イモリ、サンショウウオ(アカハライモリ、シリケンイモリ、メキシコサンショウウオ等の有尾目)

幼生と成体とで異なる形態を示すのが特徴的です。
病気としては水質の悪化に伴う皮膚や全身状態の悪化、メキシコサンショウウオでは体腔内にガスが貯留し水面に浮かんでしまう転覆症候群や、体に水が貯まり膨れて見える体腔内液体貯留などの症状はお家で気づくことも多いです。また、砂利などの床材を誤食してしまうこともある為注意が必要です。
来院時はプラケースなどに移動が大変にならない程度に飼育水をいれてお連れください。
夏場などの暑い時期は移動中に水温が極端に上昇する可能性があるので、水温計で水温を確認しつつ保冷剤や保冷バッグなどで調節してください。

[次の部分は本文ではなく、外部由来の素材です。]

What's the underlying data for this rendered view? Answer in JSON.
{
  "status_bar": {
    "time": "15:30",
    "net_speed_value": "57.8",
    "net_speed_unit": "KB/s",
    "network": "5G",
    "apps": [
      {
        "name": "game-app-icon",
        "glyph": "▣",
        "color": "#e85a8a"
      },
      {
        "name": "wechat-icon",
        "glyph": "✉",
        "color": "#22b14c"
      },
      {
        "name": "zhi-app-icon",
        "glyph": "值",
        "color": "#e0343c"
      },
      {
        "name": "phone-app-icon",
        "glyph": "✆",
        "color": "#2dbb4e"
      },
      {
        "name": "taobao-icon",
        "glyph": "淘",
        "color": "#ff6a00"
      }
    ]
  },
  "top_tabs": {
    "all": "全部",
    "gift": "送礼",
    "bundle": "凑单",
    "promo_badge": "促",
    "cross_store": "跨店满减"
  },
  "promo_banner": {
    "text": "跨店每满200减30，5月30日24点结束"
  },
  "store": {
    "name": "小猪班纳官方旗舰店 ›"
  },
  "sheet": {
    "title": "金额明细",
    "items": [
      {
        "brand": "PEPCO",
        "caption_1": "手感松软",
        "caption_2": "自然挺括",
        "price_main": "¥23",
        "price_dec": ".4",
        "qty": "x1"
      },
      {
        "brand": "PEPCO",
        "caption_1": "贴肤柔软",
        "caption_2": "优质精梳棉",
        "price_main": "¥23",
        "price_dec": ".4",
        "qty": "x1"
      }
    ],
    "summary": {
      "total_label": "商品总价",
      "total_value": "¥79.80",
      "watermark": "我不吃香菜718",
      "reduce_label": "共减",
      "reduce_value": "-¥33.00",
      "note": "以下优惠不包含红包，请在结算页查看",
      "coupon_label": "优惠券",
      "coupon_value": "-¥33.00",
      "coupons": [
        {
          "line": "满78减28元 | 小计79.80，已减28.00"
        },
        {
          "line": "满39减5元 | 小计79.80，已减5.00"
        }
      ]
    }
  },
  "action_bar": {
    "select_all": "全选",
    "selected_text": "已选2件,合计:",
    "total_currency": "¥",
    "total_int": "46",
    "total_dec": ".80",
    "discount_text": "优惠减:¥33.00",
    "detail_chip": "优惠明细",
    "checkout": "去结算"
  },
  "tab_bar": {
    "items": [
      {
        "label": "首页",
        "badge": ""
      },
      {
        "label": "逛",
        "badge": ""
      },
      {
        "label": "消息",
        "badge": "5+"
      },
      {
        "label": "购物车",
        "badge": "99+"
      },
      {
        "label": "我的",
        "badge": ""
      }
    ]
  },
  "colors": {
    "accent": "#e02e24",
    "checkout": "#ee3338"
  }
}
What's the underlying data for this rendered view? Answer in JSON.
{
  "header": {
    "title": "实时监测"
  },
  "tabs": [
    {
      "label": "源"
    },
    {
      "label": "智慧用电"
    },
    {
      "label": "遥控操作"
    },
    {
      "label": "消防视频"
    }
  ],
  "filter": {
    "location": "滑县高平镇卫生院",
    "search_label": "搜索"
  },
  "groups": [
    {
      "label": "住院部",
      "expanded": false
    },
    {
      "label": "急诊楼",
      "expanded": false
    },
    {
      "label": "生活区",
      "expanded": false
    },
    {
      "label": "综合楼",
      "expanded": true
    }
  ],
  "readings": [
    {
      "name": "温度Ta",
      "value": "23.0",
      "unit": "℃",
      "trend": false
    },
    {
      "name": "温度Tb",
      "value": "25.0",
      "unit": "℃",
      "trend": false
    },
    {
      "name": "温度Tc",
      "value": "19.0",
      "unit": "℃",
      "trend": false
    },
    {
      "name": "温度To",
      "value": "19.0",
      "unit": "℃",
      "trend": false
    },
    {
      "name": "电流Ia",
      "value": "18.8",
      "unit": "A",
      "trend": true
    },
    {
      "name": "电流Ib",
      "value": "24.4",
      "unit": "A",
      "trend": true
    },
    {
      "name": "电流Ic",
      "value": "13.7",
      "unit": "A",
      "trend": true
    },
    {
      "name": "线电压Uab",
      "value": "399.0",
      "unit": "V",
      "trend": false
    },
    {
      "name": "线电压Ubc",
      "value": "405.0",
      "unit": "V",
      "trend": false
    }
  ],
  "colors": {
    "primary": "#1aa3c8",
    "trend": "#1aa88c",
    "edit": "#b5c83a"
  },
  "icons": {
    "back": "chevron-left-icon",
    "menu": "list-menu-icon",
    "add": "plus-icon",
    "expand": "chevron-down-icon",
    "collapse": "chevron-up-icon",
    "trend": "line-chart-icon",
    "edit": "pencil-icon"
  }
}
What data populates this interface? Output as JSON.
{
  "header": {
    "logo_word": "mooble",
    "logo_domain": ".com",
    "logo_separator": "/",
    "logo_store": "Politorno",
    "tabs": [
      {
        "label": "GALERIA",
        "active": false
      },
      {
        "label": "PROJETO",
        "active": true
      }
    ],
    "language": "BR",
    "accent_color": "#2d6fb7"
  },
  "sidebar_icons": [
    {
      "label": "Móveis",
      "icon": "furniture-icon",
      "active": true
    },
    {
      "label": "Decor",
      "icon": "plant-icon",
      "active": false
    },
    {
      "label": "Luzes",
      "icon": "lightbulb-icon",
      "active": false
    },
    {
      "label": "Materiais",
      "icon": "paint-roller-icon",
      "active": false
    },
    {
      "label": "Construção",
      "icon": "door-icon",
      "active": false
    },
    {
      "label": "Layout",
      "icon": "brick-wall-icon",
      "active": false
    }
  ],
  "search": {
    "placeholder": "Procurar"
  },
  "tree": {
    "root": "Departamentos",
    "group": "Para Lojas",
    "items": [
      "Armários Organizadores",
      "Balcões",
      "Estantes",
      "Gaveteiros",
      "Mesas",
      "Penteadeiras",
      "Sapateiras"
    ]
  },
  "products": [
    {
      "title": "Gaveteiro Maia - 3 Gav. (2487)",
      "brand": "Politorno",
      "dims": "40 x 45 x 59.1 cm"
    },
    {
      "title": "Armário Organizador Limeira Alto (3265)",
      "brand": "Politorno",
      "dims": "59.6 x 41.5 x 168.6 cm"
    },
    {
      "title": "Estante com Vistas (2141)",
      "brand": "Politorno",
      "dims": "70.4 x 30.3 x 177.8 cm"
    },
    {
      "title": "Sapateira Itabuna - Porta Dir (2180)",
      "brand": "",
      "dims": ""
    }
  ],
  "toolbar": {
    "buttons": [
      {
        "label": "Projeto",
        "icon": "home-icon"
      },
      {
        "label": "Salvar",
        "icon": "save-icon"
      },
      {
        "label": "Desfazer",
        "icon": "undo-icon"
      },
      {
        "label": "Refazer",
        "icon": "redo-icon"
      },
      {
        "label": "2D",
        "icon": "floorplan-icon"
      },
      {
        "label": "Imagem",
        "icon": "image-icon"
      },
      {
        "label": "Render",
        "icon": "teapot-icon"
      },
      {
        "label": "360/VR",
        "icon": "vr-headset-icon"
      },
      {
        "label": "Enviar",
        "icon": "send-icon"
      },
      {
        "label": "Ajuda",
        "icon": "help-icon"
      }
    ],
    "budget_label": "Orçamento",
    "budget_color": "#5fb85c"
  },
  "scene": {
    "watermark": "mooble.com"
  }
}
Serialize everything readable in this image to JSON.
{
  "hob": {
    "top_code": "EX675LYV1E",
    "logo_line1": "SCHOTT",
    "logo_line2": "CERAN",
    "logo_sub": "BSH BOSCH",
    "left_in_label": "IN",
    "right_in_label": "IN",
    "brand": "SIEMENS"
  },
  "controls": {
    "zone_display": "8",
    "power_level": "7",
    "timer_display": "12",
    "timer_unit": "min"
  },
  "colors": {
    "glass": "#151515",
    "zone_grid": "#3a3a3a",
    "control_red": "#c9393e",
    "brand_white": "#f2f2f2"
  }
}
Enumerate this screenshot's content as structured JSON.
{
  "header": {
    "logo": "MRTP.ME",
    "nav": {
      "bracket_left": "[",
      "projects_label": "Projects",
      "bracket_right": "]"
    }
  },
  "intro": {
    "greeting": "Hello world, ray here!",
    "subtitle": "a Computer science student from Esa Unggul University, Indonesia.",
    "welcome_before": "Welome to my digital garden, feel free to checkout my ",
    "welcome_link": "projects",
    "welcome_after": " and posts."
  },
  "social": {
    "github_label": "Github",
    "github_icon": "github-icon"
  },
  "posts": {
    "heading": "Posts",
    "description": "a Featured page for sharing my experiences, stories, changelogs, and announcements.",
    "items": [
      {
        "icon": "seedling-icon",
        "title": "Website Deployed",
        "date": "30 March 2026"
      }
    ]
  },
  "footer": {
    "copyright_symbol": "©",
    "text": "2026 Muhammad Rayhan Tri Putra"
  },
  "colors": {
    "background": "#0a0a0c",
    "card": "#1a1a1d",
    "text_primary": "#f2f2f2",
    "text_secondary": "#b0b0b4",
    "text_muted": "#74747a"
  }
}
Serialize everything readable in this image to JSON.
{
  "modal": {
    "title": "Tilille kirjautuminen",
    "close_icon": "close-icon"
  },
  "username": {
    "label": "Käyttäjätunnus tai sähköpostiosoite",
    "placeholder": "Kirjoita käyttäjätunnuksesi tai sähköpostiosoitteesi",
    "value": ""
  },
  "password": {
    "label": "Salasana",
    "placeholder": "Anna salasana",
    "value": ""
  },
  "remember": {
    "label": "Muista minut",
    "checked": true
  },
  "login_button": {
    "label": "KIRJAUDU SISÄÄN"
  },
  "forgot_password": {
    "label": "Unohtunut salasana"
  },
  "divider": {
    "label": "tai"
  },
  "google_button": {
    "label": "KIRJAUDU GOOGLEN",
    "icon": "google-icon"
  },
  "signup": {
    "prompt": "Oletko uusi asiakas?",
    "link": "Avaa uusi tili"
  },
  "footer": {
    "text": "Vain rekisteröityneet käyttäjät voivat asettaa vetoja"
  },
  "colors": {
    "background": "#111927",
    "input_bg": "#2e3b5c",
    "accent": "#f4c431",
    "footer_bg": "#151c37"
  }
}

鳥類(小型インコ、フィンチ類など) ※野鳥、水禽、猛禽の診察は行っておりません

セキセイインコ、オカメインコ、コザクラインコ、ブンチョウなどは飼育数の多い品種ですが、品種ごとにかかりやすい病気は異なります。共通して起こりうる病気としては放鳥中の事故や誤食、重金属中毒などが起こりえます。セキセイインコやオカメインコ、カナリアなどではマクロラブダス(AGY、メガバクテリア)感染症による消化器症状が知られています。
雌では生殖器疾患として卵の形成に関連した卵詰まり(卵塞)や卵管畜卵材症などが生じることがあります。

その他

フクロモモンガ

有袋類であるフクロモモンガは哺乳類と異なる体の構造をしており、総排泄腔やメスでは特徴的な育児嚢を有しています。げっ歯目のモモンガとは食性や体の構造が全く異なる動物です。
社会性のある動物で、十分なコミュニケーションがとれないことによるストレスや、外傷や皮膚炎などに続発して起こる自咬症が知られています。不適切な飼養管理に関連しての肥満や、代謝性骨疾患(くる病)などの栄養性疾患も起こりえますので、偏った食餌にならないように注意が必要です。

ハリネズミ

一般的に飼育されているのはヨツユビハリネズミで、特徴的な針で背中が覆われた姿をしています。
若い個体では呼吸器疾患や、カビやダニによる皮膚疾患が多く、中~高齢の個体では体表や口腔、消化器、生殖器の腫瘍などが認められることがあります。
メスの血尿では子宮疾患に由来する場合が多く、早期の手術が必要となるため注意が必要です。
また、ハリネズミ特有の疾患として進行性の運動失調や四肢麻痺を生じるふらつき症候群が知られています。